Le Zoo de Saint-Félicien tirera des leçons de l'incident

Par Daniel Migneault
Le Zoo de Saint-Félicien tirera des leçons de l'incident

Le Zoo de Saint-Félicien entend bien tirer des leçons après l’attaque d’un gardien par l’un des tigres de l’Amour ce jeudi 28 mars. Tout un branle-bas de combat a été déployé afin de faire la lumière sur les circonstances entourant l’incident.

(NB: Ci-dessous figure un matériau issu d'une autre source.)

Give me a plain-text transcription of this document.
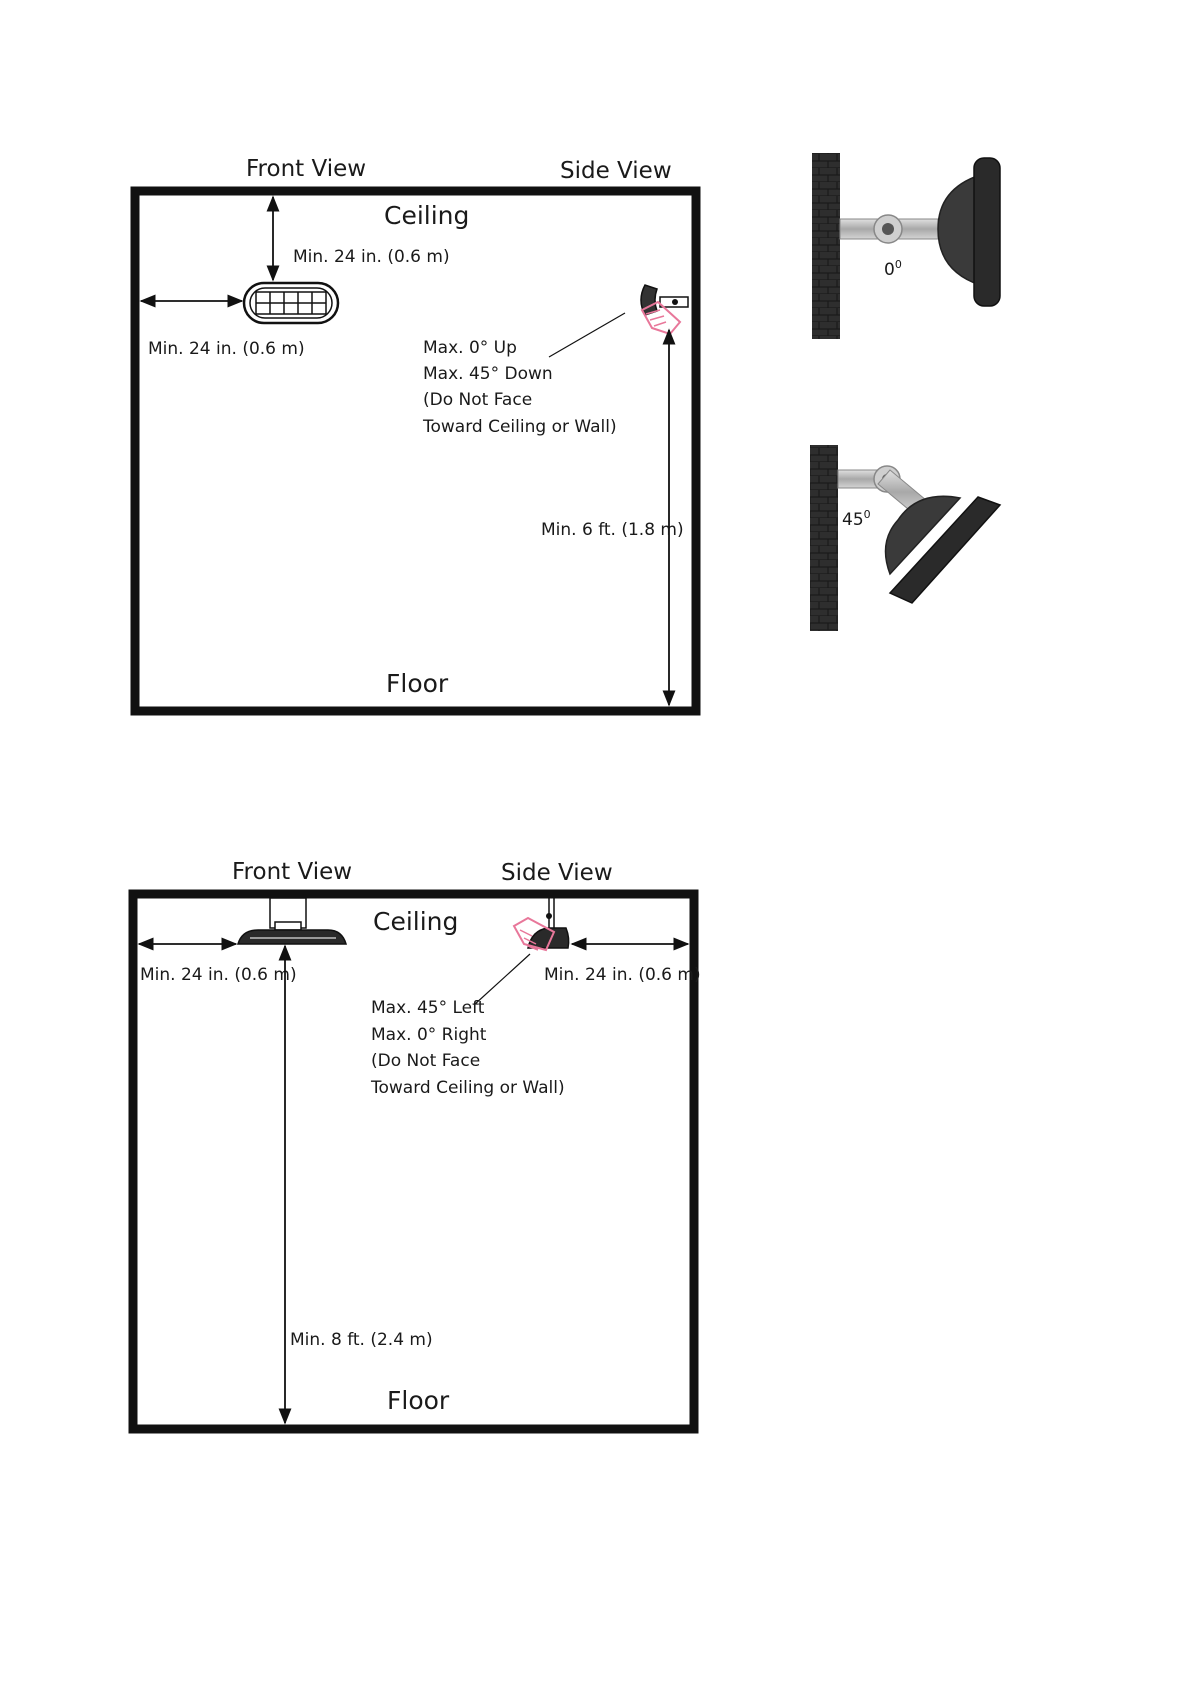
Front View	Side View
Ceiling
Floor
Min. 24 in. (0.6 m)
Min. 24 in. (0.6 m)	Max. 0° Up
Max. 45° Down
(Do Not Face
Toward Ceiling or Wall)
Min. 6 ft. (1.8 m)
Front View	Side View
Ceiling
Floor
Min. 24 in. (0.6 m)
Min. 8 ft. (2.4 m)
Min. 24 in. (0.6 m)
Max. 45° Left
Max. 0° Right
(Do Not Face
Toward Ceiling or Wall)
$0^0$
$45^0$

« On doit tous profiter de cette situation pour être encore meilleurs. On est membre de l’Association canadienne des zoos et aquariums et on doit remplir de hauts standards de sécurité pour les employés et visiteurs. On va comprendre ce qui s’est passé et valider toutes nos procédures », affirme la directrice générale du Zoo de Saint-Félicien, Lauraine Gagnon.

Peu avant 9 h, les policiers de la Sûreté du Québec ont reçu un appel des responsables du Zoo les indiquant qu’un homme venait d’être attaqué par un tigre dans l’habitat. Pour une raison qu’on ignore, le gardien et le tigre se seraient retrouvés simultanément dans l’habitat des tigres. Les employés avaient réussi à extirper la victime de sa fâcheuse position, le tigre s’étant retiré de lui-même. On n’a donc pas eu besoin de l’abattre.

Le gardien est âgé d’une cinquantaine d’années et possède plusieurs années d’expérience. Il a subi de graves blessures, mais on ne craint pas pour sa vie. Il a d’abord été transporté au CSSS Domaine-du-Roy avant d’être transféré à Québec.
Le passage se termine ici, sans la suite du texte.